L. française reçue 16.  >
De Paul Ferry,
le 25 décembre 1656

Monsieur, [a][1][2]

La hardiesse, que je pris et que je donnai ces jours passés à M. Guyot, [1] de vous demander des nouvelles du traité de l’Amour et d’inclination[2][3] n’est pas tant venue de la curiosité de le trouver, que du désir d’en savoir de la vôtre, [3] qui m’importe beaucoup plus, et qui étant votre ouvrage, pourrait confirmer ou corriger tous les livres que l’on saurait faire de ce mouvement inconnu. Car, Monsieur, vous en avez pris pour moi sans me bien connaître, ou, quoi que vous en sussiez assez pour vous en émerveiller vous-même, si votre vertu héroïque ne nous avait accoutumés à des excès de cette nature, dont elle est elle-même la raison, beaucoup plus noble que toutes ces pentes occultes, [4] et que tous les secrets que l’art en a encore découverts. Je n’ai donc garde, Monsieur, d’en demander d’autre, parce qu’il n’y en peut pas avoir de si avantageuse ; de sorte que m’y tenant beaucoup plutôt qu’a toutes celles que les maîtres attribuent au rencontre, au bonheur, ou à la complexion, [5] je ne désespère pas même, puisqu’elle ne s’est pas encore passée et que vous ne la désavouez point, que vous n’ayez encore agréable que je me glorifie d’avoir trouvé ce que les autres cherchent, et de pouvoir servir d’exemple dans les discours de cette matière, que la vertu peut, aussi bien que la Nature, avoir de l’amour d’inclination, et que je suis celle de tous les hommes sages de l’une et de l’autre, en vous honorant souverainement, bien que j’en aie encore de reste, pour être, comme je suis, d’une façon, à mon avis, plus particulière,

Monsieur,

votre très humble et très obéissant serviteur,

Ferry,

à Metz, [4] le 25 décembre 1656.


a.

Lettre autographe de Paul Ferry « À Monsieur/ Monsieur Patin, docteur en médecine/ de la Faculté de Paris » : ms BIU Santé no 2007, fo 333 ro‑334 vo ; Guy Patin a répondu à cette lettre le 12 février 1657.

1.

Guy Patin n’a parlé nulle part de ce nommé Guyot. Il ne s’agissait probablement pas de Jean Guiot de Garambé qui, bien que calviniste, n’avait pas de connexion établie avec Paul Ferry.

2.

V. note [9], lettre 453, pour le Discours de l’amour d’inclination de Marin Cureau de La Chambre publié en 1634.

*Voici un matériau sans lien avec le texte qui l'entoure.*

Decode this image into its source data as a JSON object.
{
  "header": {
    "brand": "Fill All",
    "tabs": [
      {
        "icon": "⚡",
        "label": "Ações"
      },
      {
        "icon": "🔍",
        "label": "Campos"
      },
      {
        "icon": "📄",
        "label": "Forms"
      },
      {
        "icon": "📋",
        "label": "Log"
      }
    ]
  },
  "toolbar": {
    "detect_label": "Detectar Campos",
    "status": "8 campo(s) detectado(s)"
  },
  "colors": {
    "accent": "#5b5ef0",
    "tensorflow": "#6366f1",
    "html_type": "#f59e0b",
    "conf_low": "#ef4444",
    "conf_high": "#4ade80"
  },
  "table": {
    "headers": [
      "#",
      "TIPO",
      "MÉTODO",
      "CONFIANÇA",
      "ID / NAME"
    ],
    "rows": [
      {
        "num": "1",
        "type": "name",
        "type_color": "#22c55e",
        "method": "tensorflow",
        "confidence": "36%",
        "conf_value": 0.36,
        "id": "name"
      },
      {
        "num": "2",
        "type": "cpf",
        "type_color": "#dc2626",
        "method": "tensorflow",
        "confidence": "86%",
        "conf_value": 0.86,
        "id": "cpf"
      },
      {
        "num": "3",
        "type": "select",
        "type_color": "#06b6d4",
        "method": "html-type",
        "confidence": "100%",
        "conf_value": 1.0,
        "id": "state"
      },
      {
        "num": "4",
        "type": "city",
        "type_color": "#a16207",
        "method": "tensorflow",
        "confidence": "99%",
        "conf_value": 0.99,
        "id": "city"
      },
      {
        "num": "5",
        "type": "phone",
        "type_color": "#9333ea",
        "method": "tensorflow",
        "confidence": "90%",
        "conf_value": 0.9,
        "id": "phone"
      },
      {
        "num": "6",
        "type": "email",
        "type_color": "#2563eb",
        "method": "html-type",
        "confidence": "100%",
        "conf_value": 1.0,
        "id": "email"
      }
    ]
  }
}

Cette lettre est assez obscure mais Cureau de La Chambre aide un peu à en comprendre le sens, avec les deux premiers paragraphes de son livre :

« Il y a deux sortes d’amour dont les hommes sont ordinairement touchés, l’un de connaissance, et l’autre d’inclination. Quand le bien et la beauté se font connaître, ils produisent l’amour de connaissance ; mais quand on les aime et qu’ils sont inconnus, c’est l’amour d’inclination. Ce n’est pas pourtant qu’il n’y ait de la connaissance en toute sorte d’amour ; mais d’autant qu’elle est claire et distincte en l’un, et confuse et secrète en l’autre, on peut dire que l’un est un amour de connaissance et que l’autre ne l’est pas.
Car quand les yeux portent la beauté d’un visage dans la volonté, la passion qu’elle en reçoit vient d’une connaissance sensible et bien certaine ; mais quand elle se trouve éprise d’un objet qui n’a aucune recommandation des yeux ni des autres sens, et qu’on ne saurait dire le motif de cette affection, il est vrai qu’il y a quelque connaissance, car la volonté ne s’émeut jamais sans elle, mais elle est si cachée et si secrète qu’on peut dire que ce n’est pas un amour de connaissance puisque le motif et le moyen qui le font naître sont inconnus. Et c’est l’amour d’inclination, qui a donné autant de plaintes à ceux qui l’ont ressenti qu’à ceux qui en ont voulu chercher la nature, et qui doit fournir à ce discours les raisons qui m’ont fait croire en avoir une particulière intelligence. »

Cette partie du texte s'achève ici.